One thing that has become evident during this pandemic, is the increasing difference between the rich and the poor. 

Australia, by good fortune, has over the years become among the wealthiest people on the planet, a position also vied for by the Swiss. Credit Suisse in their Global Wealth Report, put the median adult wealth of Australians at $264,903. That is, half of the population has less than that and half has more. However, the average wealth of Australians paints a different picture.

The average household wealth is $1,022,200 and 2.6 people per household suggests the average wealth of Australians is $393,153. 

This latest figure is calculated by summing all the wealth and dividing it by the total number of people. That, however, gets very skewed when a single person, a billionaire, for instance, holds as much wealth as 2,500 people holding the average. Gina Rhinehart, with $16B holds as many as 40,000 people holding an average amount of $393K

Australia only has around 34 billionaires holding a total of around $100B, the equivalent to the wealth held by 254,000 people holding which means, $393,153 or 377,500 people holding the median wealth.

But the question to ask is, what benefit do billionaires bestow upon the country? By and large, not a lot, in fact, outside of their wealth, nothing more than the benefit the rest of the population provides and if truth be known, probably less. 

The situation throughout this pandemic is that the difference has grown wider. The government of the day, The Liberal Party subscribed to a failed economic philosophy of trickle-down economics, that is, they saw if they made provision for the people at the top of the money heap, they would create jobs and transfer that wealth to those at the bottom.

They don’t. They invest in larger yachts, they buy expensive paintings, they put the money into shares, and very little transfers to those at the bottom. 

Billionaires don’t work for their money, they take advantage of a niche in the economic market and exploit it. Rhinehart inherited much of her wealth and the source of it. A leasehold over a tract of public land that her father sub-let to others who dug the iron ore out of it, and still do to this day. 

James Packer and Richard Pratt are also heirs to the fortunes their fathers and even grandfathers made.

But with immense wealth goes the opportunity to slant our political system.

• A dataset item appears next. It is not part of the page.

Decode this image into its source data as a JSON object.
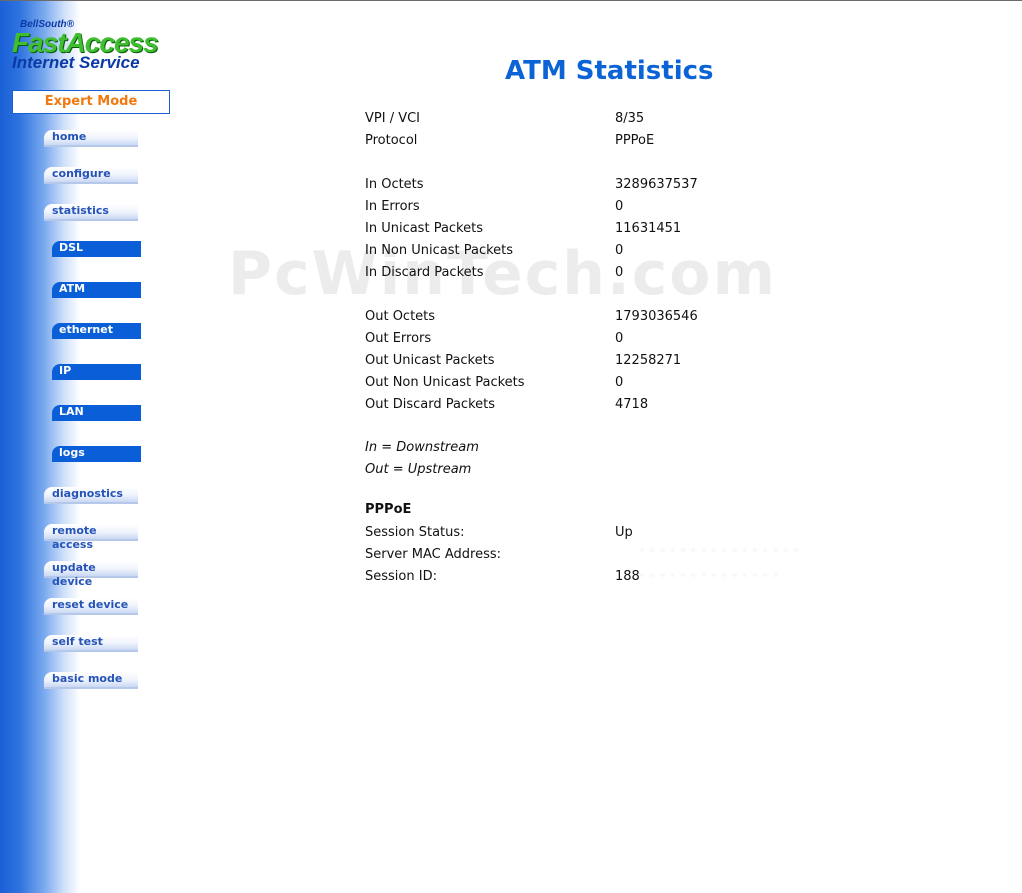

It might be as it is with the media barons who wield enormous pressure on fragile politicians simply by taking a position either for or against them. The Newsgroup are particularly biased towards the right and even the extreme right-wing on our political life, to the point that Rudd, a former Prime Minister has submitted a petition to parliament to rein their influence in. 

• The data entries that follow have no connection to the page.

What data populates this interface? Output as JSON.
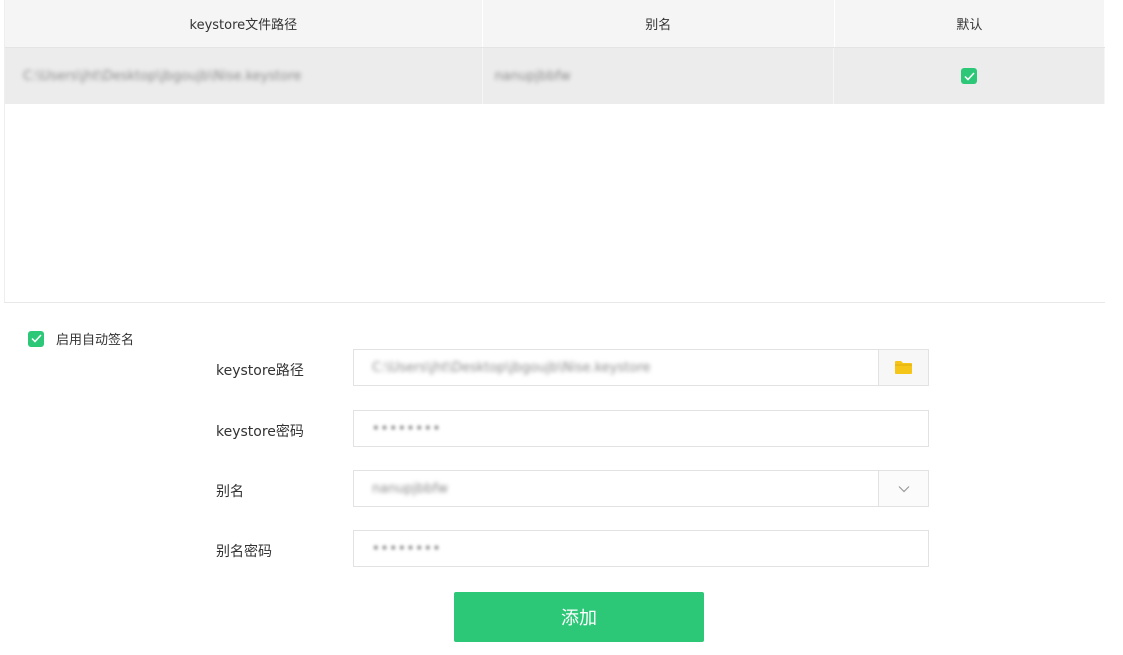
{
  "table": {
    "headers": [
      "keystore文件路径",
      "别名",
      "默认"
    ],
    "rows": [
      {
        "path": "C:\\Users\\jht\\Desktop\\jbgoujb\\Nise.keystore",
        "alias": "nanupjbbfw",
        "default": true
      }
    ]
  },
  "auto_sign": {
    "label": "启用自动签名",
    "checked": true
  },
  "form": {
    "keystore_path_label": "keystore路径",
    "keystore_path_value": "C:\\Users\\jht\\Desktop\\jbgoujb\\Nise.keystore",
    "keystore_password_label": "keystore密码",
    "keystore_password_value": "••••••••",
    "alias_label": "别名",
    "alias_value": "nanupjbbfw",
    "alias_password_label": "别名密码",
    "alias_password_value": "••••••••"
  },
  "add_button_label": "添加",
  "colors": {
    "accent": "#2cc878",
    "folder": "#f5c518"
  }
}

Undoubtedly it will go nowhere, the Liberals are too deep under the Murdoch influence to do anything about it since it serves their purpose and the new Labor government is still finding its feet as it walks on eggshells.

An old maxim, “Give me control of a nation’s money and I care not who makes its laws”, normally attributed to one of the Rothchilds perhaps best underlies the sentiment of the extremely wealthy.

They produce nothing but mischief, they exploit the poor huddled masses, they maintain poverty for billions and they shape the world in their favor. It needs to change.